Ibai es el que la informa.

—Thereza Rebell, la americana, es la mejor. Una gacela.

Corre con la cabeza alta y es muy elegante. Fue plata hace cuatro años y ha venido a desquitarse, aunque ganó el oro en 200 y también con el equipo de 4×100.

—¿No hay ninguna china?

China es el gran dominador de los Paralímpicos. Le siguen Gran Bretaña, Canadá, Estados Unidos y Australia. La pregunta de Edurne tiene todo el sentido del mundo.

—No, pero además de la Rebell hay otra americana, de origen puertorriqueño, Wynona Díaz, que también es muy buena.

Luego están la italiana Damiana Bertolotti, la alemana Uta Kleber y la japonesa Nisao Tokomori.

—¿Y ellas? ¿Saben quién soy yo? —bromea distendida.

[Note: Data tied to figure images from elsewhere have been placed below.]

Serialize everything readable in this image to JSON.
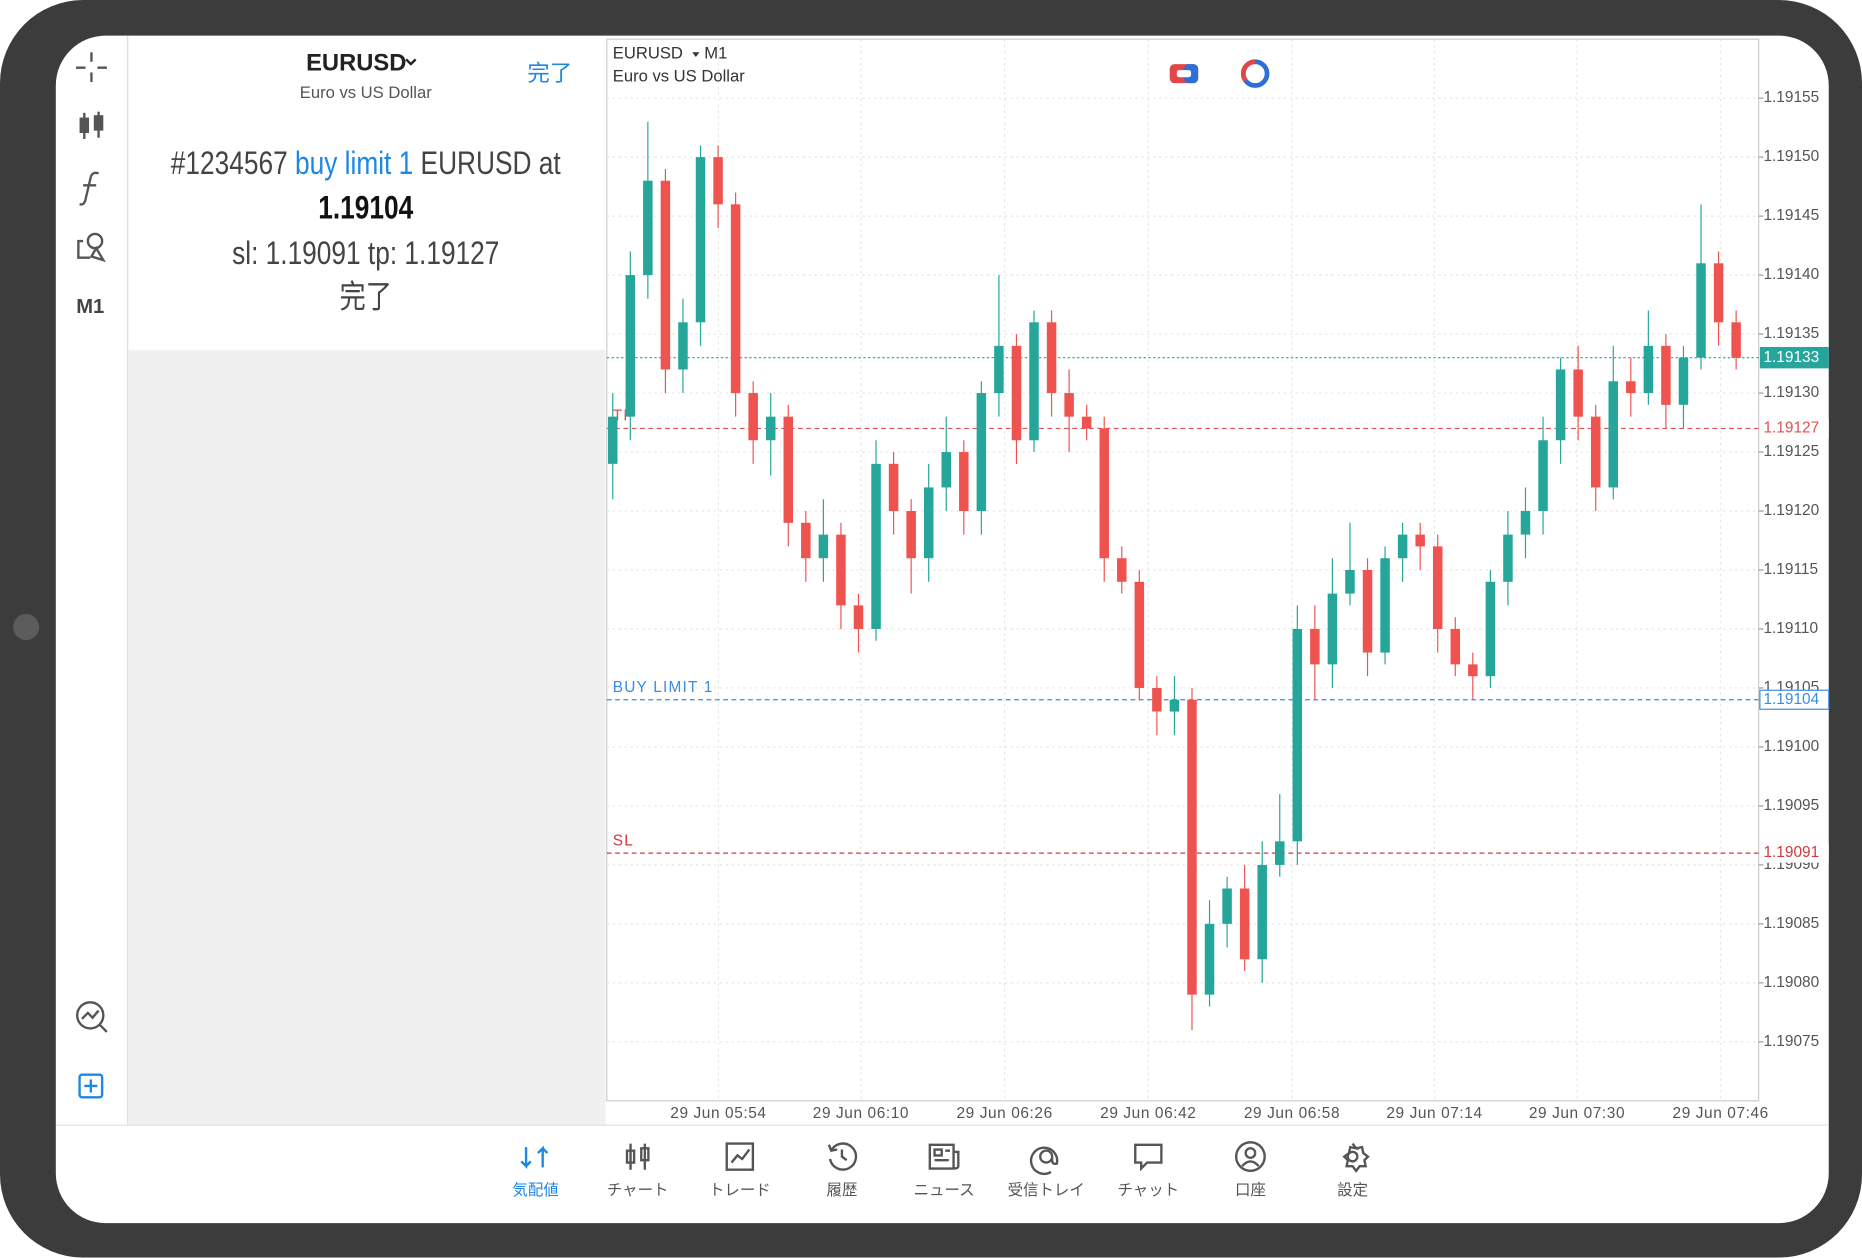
{
  "header": {
    "symbol": "EURUSD",
    "description": "Euro vs US Dollar",
    "done": "完了"
  },
  "order_message": {
    "ticket": "#1234567",
    "order": "buy limit 1",
    "text_after": "EURUSD at",
    "price": "1.19104",
    "sl_tp": "sl: 1.19091 tp: 1.19127",
    "status": "完了"
  },
  "toolbar": {
    "timeframe": "M1"
  },
  "chart_data": {
    "type": "candlestick",
    "symbol": "EURUSD",
    "timeframe": "M1",
    "description": "Euro vs US Dollar",
    "colors": {
      "up": "#26a69a",
      "down": "#ef5350"
    },
    "open": [
      1.19124,
      1.19128,
      1.1914,
      1.19148,
      1.19132,
      1.19136,
      1.1915,
      1.19146,
      1.1913,
      1.19126,
      1.19128,
      1.19119,
      1.19116,
      1.19118,
      1.19112,
      1.1911,
      1.19124,
      1.1912,
      1.19116,
      1.19122,
      1.19125,
      1.1912,
      1.1913,
      1.19134,
      1.19126,
      1.19136,
      1.1913,
      1.19128,
      1.19127,
      1.19116,
      1.19114,
      1.19105,
      1.19103,
      1.19104,
      1.19079,
      1.19085,
      1.19088,
      1.19082,
      1.1909,
      1.19092,
      1.1911,
      1.19107,
      1.19113,
      1.19115,
      1.19108,
      1.19116,
      1.19118,
      1.19117,
      1.1911,
      1.19107,
      1.19106,
      1.19114,
      1.19118,
      1.1912,
      1.19126,
      1.19132,
      1.19128,
      1.19122,
      1.19131,
      1.1913,
      1.19134,
      1.19129,
      1.19133,
      1.19141,
      1.19136
    ],
    "high": [
      1.1913,
      1.19142,
      1.19153,
      1.19149,
      1.19138,
      1.19151,
      1.19151,
      1.19147,
      1.19131,
      1.1913,
      1.19129,
      1.1912,
      1.19121,
      1.19119,
      1.19113,
      1.19126,
      1.19125,
      1.19121,
      1.19124,
      1.19128,
      1.19126,
      1.19131,
      1.1914,
      1.19135,
      1.19137,
      1.19137,
      1.19132,
      1.19129,
      1.19128,
      1.19117,
      1.19115,
      1.19106,
      1.19106,
      1.19105,
      1.19087,
      1.19089,
      1.1909,
      1.19092,
      1.19096,
      1.19112,
      1.19112,
      1.19116,
      1.19119,
      1.19116,
      1.19117,
      1.19119,
      1.19119,
      1.19118,
      1.19111,
      1.19108,
      1.19115,
      1.1912,
      1.19122,
      1.19128,
      1.19133,
      1.19134,
      1.19129,
      1.19134,
      1.19133,
      1.19137,
      1.19135,
      1.19134,
      1.19146,
      1.19142,
      1.19137
    ],
    "low": [
      1.19121,
      1.19126,
      1.19138,
      1.1913,
      1.1913,
      1.19134,
      1.19144,
      1.19128,
      1.19124,
      1.19123,
      1.19117,
      1.19114,
      1.19114,
      1.1911,
      1.19108,
      1.19109,
      1.19118,
      1.19113,
      1.19114,
      1.1912,
      1.19118,
      1.19118,
      1.19128,
      1.19124,
      1.19125,
      1.19128,
      1.19125,
      1.19126,
      1.19114,
      1.19113,
      1.19104,
      1.19101,
      1.19101,
      1.19076,
      1.19078,
      1.19083,
      1.19081,
      1.1908,
      1.19089,
      1.1909,
      1.19104,
      1.19105,
      1.19112,
      1.19106,
      1.19107,
      1.19114,
      1.19115,
      1.19108,
      1.19106,
      1.19104,
      1.19105,
      1.19112,
      1.19116,
      1.19118,
      1.19124,
      1.19126,
      1.1912,
      1.19121,
      1.19128,
      1.19129,
      1.19127,
      1.19127,
      1.19132,
      1.19134,
      1.19132
    ],
    "close": [
      1.19128,
      1.1914,
      1.19148,
      1.19132,
      1.19136,
      1.1915,
      1.19146,
      1.1913,
      1.19126,
      1.19128,
      1.19119,
      1.19116,
      1.19118,
      1.19112,
      1.1911,
      1.19124,
      1.1912,
      1.19116,
      1.19122,
      1.19125,
      1.1912,
      1.1913,
      1.19134,
      1.19126,
      1.19136,
      1.1913,
      1.19128,
      1.19127,
      1.19116,
      1.19114,
      1.19105,
      1.19103,
      1.19104,
      1.19079,
      1.19085,
      1.19088,
      1.19082,
      1.1909,
      1.19092,
      1.1911,
      1.19107,
      1.19113,
      1.19115,
      1.19108,
      1.19116,
      1.19118,
      1.19117,
      1.1911,
      1.19107,
      1.19106,
      1.19114,
      1.19118,
      1.1912,
      1.19126,
      1.19132,
      1.19128,
      1.19122,
      1.19131,
      1.1913,
      1.19134,
      1.19129,
      1.19133,
      1.19141,
      1.19136,
      1.19133
    ],
    "ylim": [
      1.1907,
      1.1916
    ],
    "yticks": [
      {
        "value": 1.19075,
        "label": "1.19075"
      },
      {
        "value": 1.1908,
        "label": "1.19080"
      },
      {
        "value": 1.19085,
        "label": "1.19085"
      },
      {
        "value": 1.1909,
        "label": "1.19090"
      },
      {
        "value": 1.19095,
        "label": "1.19095"
      },
      {
        "value": 1.191,
        "label": "1.19100"
      },
      {
        "value": 1.19105,
        "label": "1.19105"
      },
      {
        "value": 1.1911,
        "label": "1.19110"
      },
      {
        "value": 1.19115,
        "label": "1.19115"
      },
      {
        "value": 1.1912,
        "label": "1.19120"
      },
      {
        "value": 1.19125,
        "label": "1.19125"
      },
      {
        "value": 1.1913,
        "label": "1.19130"
      },
      {
        "value": 1.19135,
        "label": "1.19135"
      },
      {
        "value": 1.1914,
        "label": "1.19140"
      },
      {
        "value": 1.19145,
        "label": "1.19145"
      },
      {
        "value": 1.1915,
        "label": "1.19150"
      },
      {
        "value": 1.19155,
        "label": "1.19155"
      }
    ],
    "xtick_labels": [
      "29 Jun 05:54",
      "29 Jun 06:10",
      "29 Jun 06:26",
      "29 Jun 06:42",
      "29 Jun 06:58",
      "29 Jun 07:14",
      "29 Jun 07:30",
      "29 Jun 07:46"
    ],
    "grid": true,
    "current_price": {
      "value": 1.19133,
      "color": "#26a69a"
    },
    "lines": [
      {
        "name": "TP",
        "value": 1.19127,
        "color": "#e05050",
        "style": "filled"
      },
      {
        "name": "BUY LIMIT 1",
        "value": 1.19104,
        "color": "#3a8de0",
        "style": "boxed"
      },
      {
        "name": "SL",
        "value": 1.19091,
        "color": "#d03a3a",
        "style": "filled"
      }
    ]
  },
  "tabs": [
    {
      "label": "気配値",
      "active": true
    },
    {
      "label": "チャート",
      "active": false
    },
    {
      "label": "トレード",
      "active": false
    },
    {
      "label": "履歴",
      "active": false
    },
    {
      "label": "ニュース",
      "active": false
    },
    {
      "label": "受信トレイ",
      "active": false
    },
    {
      "label": "チャット",
      "active": false
    },
    {
      "label": "口座",
      "active": false
    },
    {
      "label": "設定",
      "active": false
    }
  ]
}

—Ten por seguro que sí. Y con tus registros últimos, son las que deberían estar preocupadas. La clave…

—Una buena salida, ya lo sé —asiente con cansancio.

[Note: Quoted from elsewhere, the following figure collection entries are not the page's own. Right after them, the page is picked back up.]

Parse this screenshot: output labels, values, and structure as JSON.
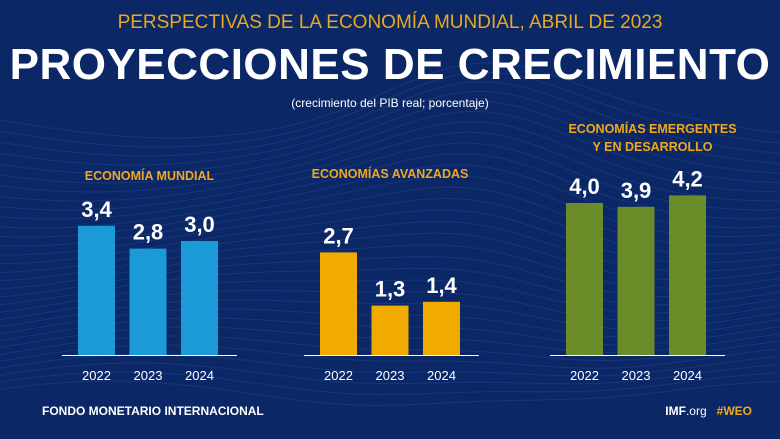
{
  "header": {
    "supertitle": "PERSPECTIVAS DE LA ECONOMÍA MUNDIAL, ABRIL DE 2023",
    "title": "PROYECCIONES DE CRECIMIENTO",
    "subtitle": "(crecimiento del PIB real; porcentaje)"
  },
  "chart_data": [
    {
      "type": "bar",
      "title": "ECONOMÍA MUNDIAL",
      "categories": [
        "2022",
        "2023",
        "2024"
      ],
      "values": [
        3.4,
        2.8,
        3.0
      ],
      "labels": [
        "3,4",
        "2,8",
        "3,0"
      ],
      "color": "#1b9ad8"
    },
    {
      "type": "bar",
      "title": "ECONOMÍAS AVANZADAS",
      "categories": [
        "2022",
        "2023",
        "2024"
      ],
      "values": [
        2.7,
        1.3,
        1.4
      ],
      "labels": [
        "2,7",
        "1,3",
        "1,4"
      ],
      "color": "#f0aa00"
    },
    {
      "type": "bar",
      "title": "ECONOMÍAS EMERGENTES Y EN DESARROLLO",
      "title_lines": [
        "ECONOMÍAS EMERGENTES",
        "Y EN DESARROLLO"
      ],
      "categories": [
        "2022",
        "2023",
        "2024"
      ],
      "values": [
        4.0,
        3.9,
        4.2
      ],
      "labels": [
        "4,0",
        "3,9",
        "4,2"
      ],
      "color": "#6a8d2a"
    }
  ],
  "footer": {
    "org": "FONDO MONETARIO INTERNACIONAL",
    "site_bold": "IMF",
    "site_rest": ".org",
    "hashtag": "#WEO"
  },
  "colors": {
    "background": "#0b2766",
    "accent": "#e9a91f"
  }
}
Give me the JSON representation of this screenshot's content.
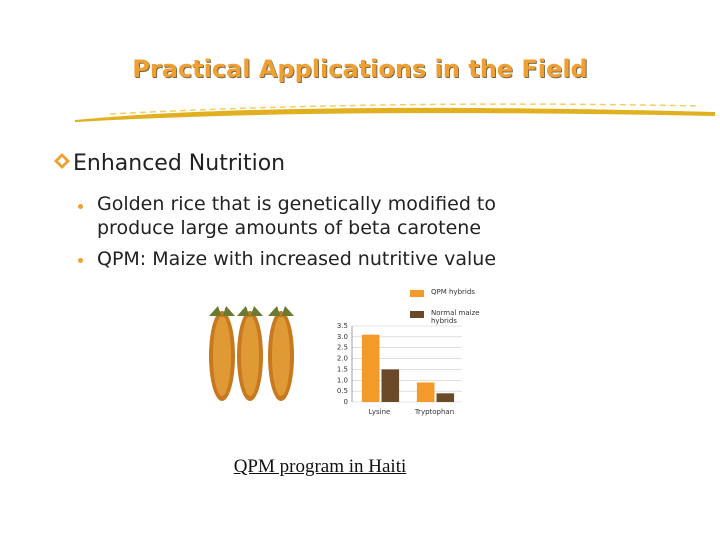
{
  "header": {
    "title": "Practical Applications in the Field"
  },
  "bullets": [
    {
      "text": "Enhanced Nutrition",
      "items": [
        "Golden rice that is genetically modified to produce large amounts of beta carotene",
        "QPM: Maize with increased nutritive value"
      ]
    }
  ],
  "chart": {
    "type": "bar",
    "categories": [
      "Lysine",
      "Tryptophan"
    ],
    "series": [
      {
        "name": "QPM hybrids",
        "color": "#f39a2a",
        "values": [
          3.1,
          0.9
        ]
      },
      {
        "name": "Normal maize hybrids",
        "color": "#6b4a2a",
        "values": [
          1.5,
          0.4
        ]
      }
    ],
    "ylim": [
      0,
      3.5
    ],
    "yticks": [
      0,
      0.5,
      {
        "value": 1,
        "label": "1.0"
      },
      1.5,
      {
        "value": 2,
        "label": "2.0"
      },
      2.5,
      {
        "value": 3,
        "label": "3.0"
      },
      3.5
    ],
    "grid": true,
    "legend": "top"
  },
  "caption": "QPM program in Haiti"
}
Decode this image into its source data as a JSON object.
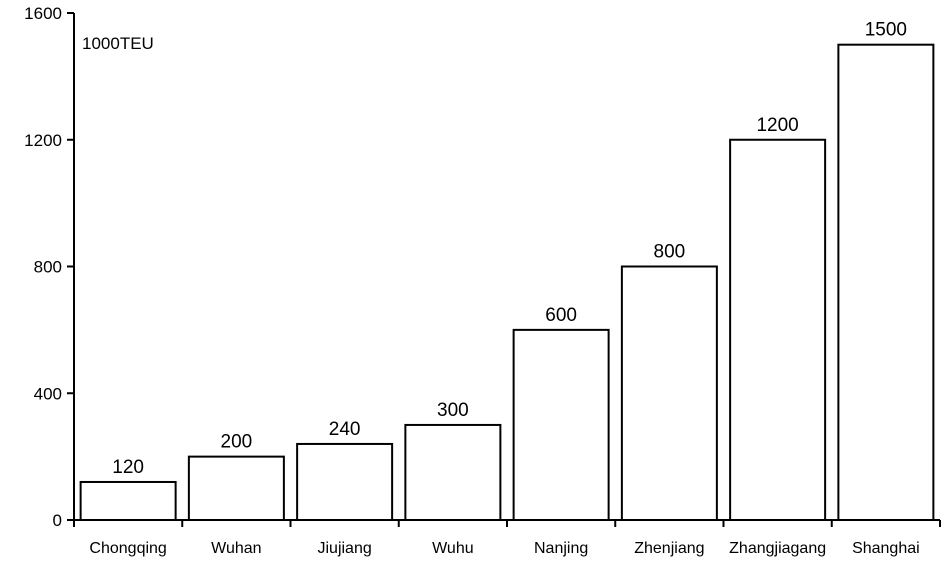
{
  "chart_data": {
    "type": "bar",
    "unit": "1000TEU",
    "categories": [
      "Chongqing",
      "Wuhan",
      "Jiujiang",
      "Wuhu",
      "Nanjing",
      "Zhenjiang",
      "Zhangjiagang",
      "Shanghai"
    ],
    "values": [
      120,
      200,
      240,
      300,
      600,
      800,
      1200,
      1500
    ],
    "ylim": [
      0,
      1600
    ],
    "yticks": [
      0,
      400,
      800,
      1200,
      1600
    ],
    "grid": false,
    "bar_fill": "#ffffff",
    "bar_stroke": "#000000"
  }
}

—Te lo diré un millón de veces más. La fuerza con la que se sale de los tacos determina buena parte de la carrera, por más que tú tengas un final explosivo. Si se llega en igualdad de condiciones, las milésimas de segundo conseguidas de más o de menos en la arrancada es la clave.

—Ganará la italiana —se echa a reír—. ¿De verdad corre los 100 metros? ¿Veo peor o eso que tiene son dos inmensos melones? ¡Dios, si cruza la línea sacando pecho matará al público de la curva antes de que pueda frenar!

—¿Ahora estás graciosa? —Se enfada Ibai—. ¿La señorita está de coña y se lo pasa todo por el forro? ¡Tú hace cuatro meses eras un esqueleto!

—¡Venga ya, déjame pasarlo bien!

—¡Lo haces luego, con tu pretendiente, porque ahora toca entrenar y para mí da igual que corras en unos Paralímpicos o en unas Olimpíadas!, ¿vale? ¡Aquí se viene a darlo todo!

Antes las broncas le hacían mucha más mella. No ha cambiado nada. Sólo lo justo para no sentirse tan afectada. Ibai ya no es su entrenador, es un segundo padre. Ha hecho un milagro.

—¿Cómo que… «pretendiente»?

—O eso o es una mosca cojonera dando vueltas a tu alrededor a la que nos descuidemos. Espero que el nadador ése compita pronto, porque si no…

—Tranquilo, está loco y nada más.

—Pues que no te despiste.

—¿A mí?

—O tú a él, porque sería terrible.

—¿Has hecho preguntas?

—¿Yo?

—Venga, suéltalo.

Ibai Aguirre se relaja un poco. Lo justo.

—Es bueno, y se ha propuesto ganar un montón de pruebas, 100, 200, 400 libres, 400 estilos, equipo nacional de 4×100 y 4×400… Me dejo alguna, seguro. Su entrenador dice que es un fuera de serie, aunque muy inconstante. Depende de cómo le dé el día. O arrasa o llega el último. Es una de las esperanzas del medallero español.

—¿Ha competido antes?

—Son sus primeros Juegos.

—¿Y por qué…?

—Oye, lo que quieras saber, se lo preguntas a él —la detiene Ibai—. ¿Has terminado los estiramientos?

—Sí.

—¿Segura? Un tirón, por leve que sea, y se acabó.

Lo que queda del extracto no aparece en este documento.